Sudanese pro-democracy groups will ask the country’s United Nations mission to help them integrate a paramilitary force and former rebel factions into a unified army, or disarm and demobilize them, according to a draft letter seen by Reuters.
The letter, drafted by the Confederation of Sudanese Civil Society Organizations, is backed by the main political groups sidelined in an October 2021 coup that ended a power-sharing arrangement between civilians and the military, its authors said.
The coup derailed a transition toward democratic elections after the overthrow of Omar al-Bashir in a 2019 uprising.
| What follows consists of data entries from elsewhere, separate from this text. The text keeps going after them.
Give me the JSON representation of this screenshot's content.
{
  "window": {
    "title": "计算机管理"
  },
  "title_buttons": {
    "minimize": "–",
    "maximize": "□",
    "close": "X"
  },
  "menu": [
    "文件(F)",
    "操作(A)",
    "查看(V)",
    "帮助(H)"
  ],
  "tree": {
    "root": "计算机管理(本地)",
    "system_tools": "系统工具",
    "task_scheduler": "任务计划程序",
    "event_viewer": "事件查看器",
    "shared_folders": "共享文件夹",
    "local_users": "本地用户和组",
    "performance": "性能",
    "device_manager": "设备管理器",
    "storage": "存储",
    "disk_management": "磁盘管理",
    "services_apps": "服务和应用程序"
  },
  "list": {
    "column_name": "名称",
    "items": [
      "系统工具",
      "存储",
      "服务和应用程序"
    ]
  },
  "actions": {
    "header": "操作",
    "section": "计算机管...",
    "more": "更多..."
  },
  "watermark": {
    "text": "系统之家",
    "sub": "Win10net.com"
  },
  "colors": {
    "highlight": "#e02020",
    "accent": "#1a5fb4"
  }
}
It also triggered anti-military street rallies that protest groups are planning to intensify around the coup’s Oct. 25 anniversary.
The appeal, which supporters said would be sent in the coming days to the UN Special Representative in Sudan, Volker Perthes, focuses on the paramilitary Rapid Support Forces (RSF), and former rebel groups that established a presence in the capital, Khartoum, after signing a peace deal in 2020.
The letter asks the mission, known as UNITAMS, to develop an urgent plan to “initiate processes for reintegration, demobilization and disarmament of the Rapid Support Forces and the armed movements.”
The number of armies and militias in Sudan threatens peace and security in the region and containing them was “one of the core competencies of the UN Security Council,” it says.
It also noted a pledge in July by the head of Sudan’s ruling council, military leader Abdel Fattah al-Burhan, to step aside from political negotiations.
Burhan’s deputy, RSF leader Mohamed Hamdan Dagalo, said last month Sudan’s military leaders agreed that civilians should appoint a prime minister and head of state.
UNITAMS, in a statement to Reuters, said Perthes “agrees with both military and civilian actors who see security sector reform and the integration of armed forces into one unified army as a priority issue that needs to begin in a new transition period.”
“The United Nations stands ready to support developing such a process if asked to,” it said.
No new prime minister has been named since the coup, while the letter said security forces continued to perpetrate “excessive and unprecedented violence” against peaceful protesters with impunity.
Military leaders have said peaceful protests are allowed and protest casualties will be investigated. They also said that they disbanded the government last year because of civilian infighting.
At least 117 civilians, including many young Sudanese killed by bullet wounds, have died in demonstrations since the coup, medics aligned with the protest movement say.